Alors que faire ? Mettre en place une école des parents ? Pourquoi pas ! Donner quelques bases et règles d’éducation à des parents qui ne connaissent pas eux-même les fondamentaux de l’éducation des enfants serait salutaire. Un séminaire quelques jours avant la rentrée dans les écoles des quartiers difficiles pourrait favoriser l’investissement des parents dans l’éducation de leurs enfants et les responsabiliser. Il faudrait également permettre aux parents analphabètes de prendre des cours de lecture afin qu’ils aient les moyens de suivre l’évolution de leur enfant, sans être dépendants de ce dernier qui peut arranger la réalité pour les rassurer et éviter les punitions.

Le retour à l’autorité et au respect des professeurs passe également par une distance entre l’élève et le professeur. Il faut de manière urgente commencer à rétablir le vouvoiement avec les représentants du corps enseignant et les surveillants. Je ne comprends pas la nonchalance et la proximité de certains professeurs avec leurs élèves, allant parfois jusqu’à utiliser des mots en verlan ou en argot « pour être mieux compris » dans les établissements de quartiers difficiles. Le vocabulaire doit être le même dans tous les établissements de la République. En plus du vouvoiement, il me semble qu’une tenue décente doit être observée par les professeurs. Ainsi le T-shirt ou le short sont à prohiber si l’on souhaite être respecté et écouté par des élèves difficiles en demande de repères et d’autorité. Le retour de l’estrade dans les salles de classe serait aussi un outil favorisant le respect et l’autorité du professeur qu’il serait bon de rétablir.
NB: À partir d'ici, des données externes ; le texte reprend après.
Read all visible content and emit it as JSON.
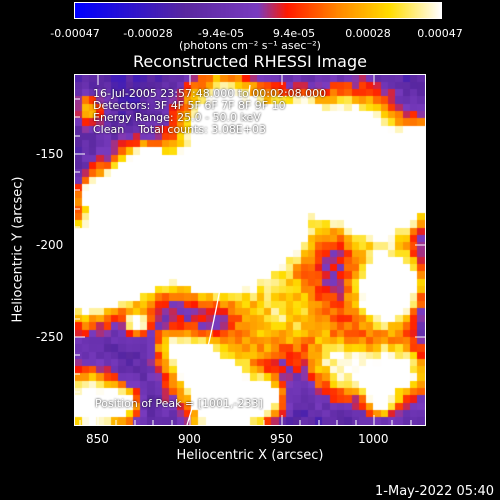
{
  "colorbar": {
    "tick_labels": [
      "-0.00047",
      "-0.00028",
      "-9.4e-05",
      "9.4e-05",
      "0.00028",
      "0.00047"
    ],
    "units": "(photons cm⁻² s⁻¹ asec⁻²)"
  },
  "title": "Reconstructed RHESSI Image",
  "info": {
    "line1": "16-Jul-2005 23:57:48.000 to 00:02:08.000",
    "line2": "Detectors: 3F 4F 5F 6F 7F 8F 9F 10",
    "line3": "Energy Range: 25.0 - 50.0 keV",
    "line4": "Clean    Total counts: 3.08E+03"
  },
  "peak_label": "Position of Peak = [1001,-233]",
  "x_axis": {
    "label": "Heliocentric X (arcsec)",
    "ticks": [
      "850",
      "900",
      "950",
      "1000"
    ],
    "range": [
      837,
      1027
    ]
  },
  "y_axis": {
    "label": "Heliocentric Y (arcsec)",
    "ticks": [
      "-150",
      "-200",
      "-250"
    ],
    "range": [
      -296,
      -106
    ]
  },
  "datestamp": "1-May-2022 05:40",
  "colors": {
    "background": "#000000",
    "colormap": [
      "#0000ff",
      "#5a28a0",
      "#7a3cc0",
      "#ff1a00",
      "#ff8800",
      "#ffdd00",
      "#ffffff"
    ]
  }
}
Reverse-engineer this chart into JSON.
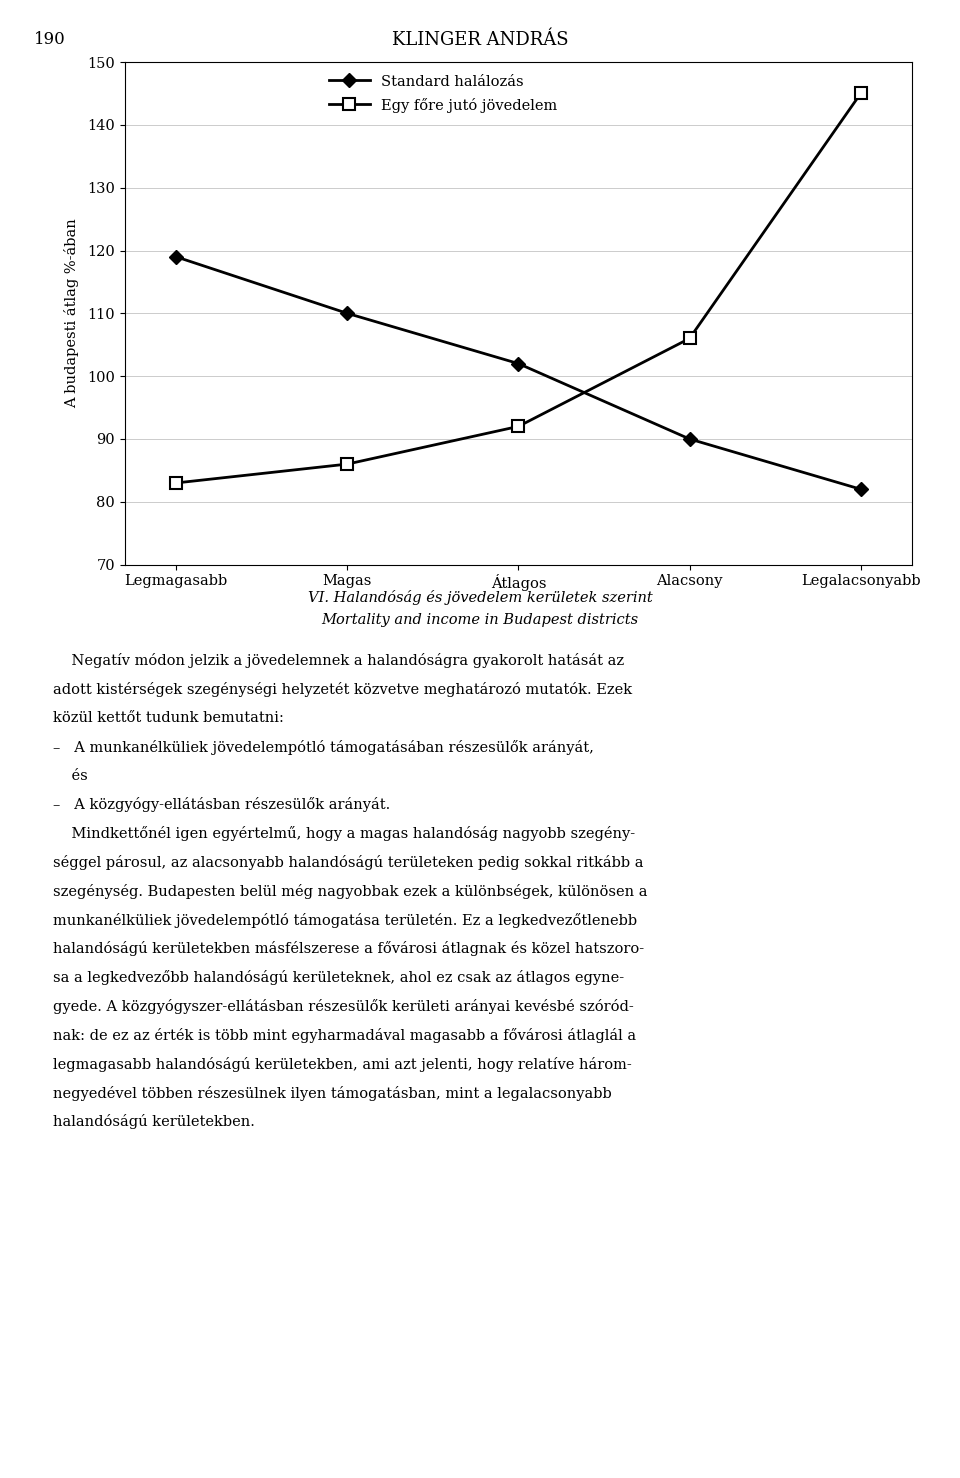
{
  "page_number": "190",
  "page_title": "KLINGER ANDRÁS",
  "categories": [
    "Legmagasabb",
    "Magas",
    "Átlagos",
    "Alacsony",
    "Legalacsonyabb"
  ],
  "series1_label": "Standard halálozás",
  "series1_values": [
    119,
    110,
    102,
    90,
    82
  ],
  "series2_label": "Egy főre jutó jövedelem",
  "series2_values": [
    83,
    86,
    92,
    106,
    145
  ],
  "ylabel": "A budapesti átlag %-ában",
  "ylim": [
    70,
    150
  ],
  "yticks": [
    70,
    80,
    90,
    100,
    110,
    120,
    130,
    140,
    150
  ],
  "chart_title_line1": "VI. Halandóság és jövedelem kerületek szerint",
  "chart_title_line2": "Mortality and income in Budapest districts",
  "line_color": "#000000",
  "background_color": "#ffffff",
  "grid_color": "#cccccc",
  "body_lines": [
    {
      "text": "    Negatív módon jelzik a jövedelemnek a halandóságra gyakorolt hatását az",
      "bold": false,
      "indent": "normal"
    },
    {
      "text": "adott kistérségek szegénységi helyzetét közvetve meghatározó mutatók. Ezek",
      "bold": false,
      "indent": "normal"
    },
    {
      "text": "közül kettőt tudunk bemutatni:",
      "bold": false,
      "indent": "normal"
    },
    {
      "text": "–   A munkanélküliek jövedelempótló támogatásában részesülők arányát,",
      "bold": false,
      "indent": "bullet"
    },
    {
      "text": "    és",
      "bold": false,
      "indent": "normal"
    },
    {
      "text": "–   A közgyógy-ellátásban részesülők arányát.",
      "bold": false,
      "indent": "bullet"
    },
    {
      "text": "    Mindkettőnél igen egyértelmű, hogy a magas halandóság nagyobb szegény-",
      "bold": false,
      "indent": "normal"
    },
    {
      "text": "séggel párosul, az alacsonyabb halandóságú területeken pedig sokkal ritkább a",
      "bold": false,
      "indent": "normal"
    },
    {
      "text": "szegénység. Budapesten belül még nagyobbak ezek a különbségek, különösen a",
      "bold": false,
      "indent": "normal"
    },
    {
      "text": "munkanélküliek jövedelempótló támogatása területén. Ez a legkedvezőtlenebb",
      "bold": false,
      "indent": "normal"
    },
    {
      "text": "halandóságú kerületekben másfélszerese a fővárosi átlagnak és közel hatszoro-",
      "bold": false,
      "indent": "normal"
    },
    {
      "text": "sa a legkedvezőbb halandóságú kerületeknek, ahol ez csak az átlagos egyne-",
      "bold": false,
      "indent": "normal"
    },
    {
      "text": "gyede. A közgyógyszer-ellátásban részesülők kerületi arányai kevésbé szóród-",
      "bold": false,
      "indent": "normal"
    },
    {
      "text": "nak: de ez az érték is több mint egyharmadával magasabb a fővárosi átlaglál a",
      "bold": false,
      "indent": "normal"
    },
    {
      "text": "legmagasabb halandóságú kerületekben, ami azt jelenti, hogy relatíve három-",
      "bold": false,
      "indent": "normal"
    },
    {
      "text": "negyedével többen részesülnek ilyen támogatásban, mint a legalacsonyabb",
      "bold": false,
      "indent": "normal"
    },
    {
      "text": "halandóságú kerületekben.",
      "bold": false,
      "indent": "normal"
    }
  ]
}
Par ailleurs, je suis favorable à l’instauration de l’uniforme ou de la blouse de la maternelle au lycée, que beaucoup de familles souhaitent, ne serait-ce que pour des raisons économiques. Cet uniforme est à mon sens une protection de l’enfant et le symbole de la sacralisation de l’école et du temps dédié à l’instruction. Comme l’on met son costume pour aller travailler, on enfile son uniforme pour s’instruire, protégé des pressions de la société, de la mode, et sur un pied d’égalité avec les autres. Ces dispositifs seraient salutaires pour éviter le décrochage et rétablir une école sanctuaire et respectée. Toutefois, je pense qu’il faut aller plus loin et ne pas craindre de sanctionner de manière forte et exemplaire les cas les plus difficiles. Sans sanction, les règles perdent toute leur force. Aussi, je considère qu’il faut sanctionner les parents dont les enfants sont perturbateurs, violents et au taux d’absentéisme élevé. Après plusieurs avertissements, la sanction doit être financière. Je suis favorable à ce qu’une partie des allocations familiales soient suspendues pour les familles dont l’un des enfants pose des difficultés à l’école ou est absent. Cette suspension serait levée si l’enfant retrouvait un bon comportement. Dans les quartiers, une famille peut gâcher la vie de toutes les autres. Ainsi, les familles qui posent problème et occupent un logement social devraient également être inquiétées. Ce logement pourrait être retiré en cas de plaintes répétées, de faits de nuisances ou de délinquance avérés. Il y a une pénurie de logements sociaux en France et de nombreuses familles, souvent monoparentales, sont obligées de s’entasser dans de minuscules surfaces, parfois insalubres. Je suis pour la méritocratie et la justice sociale dans l’attribution des logements sociaux. Il faut favoriser les familles qui le méritent et retirer le bail aux familles de délinquants.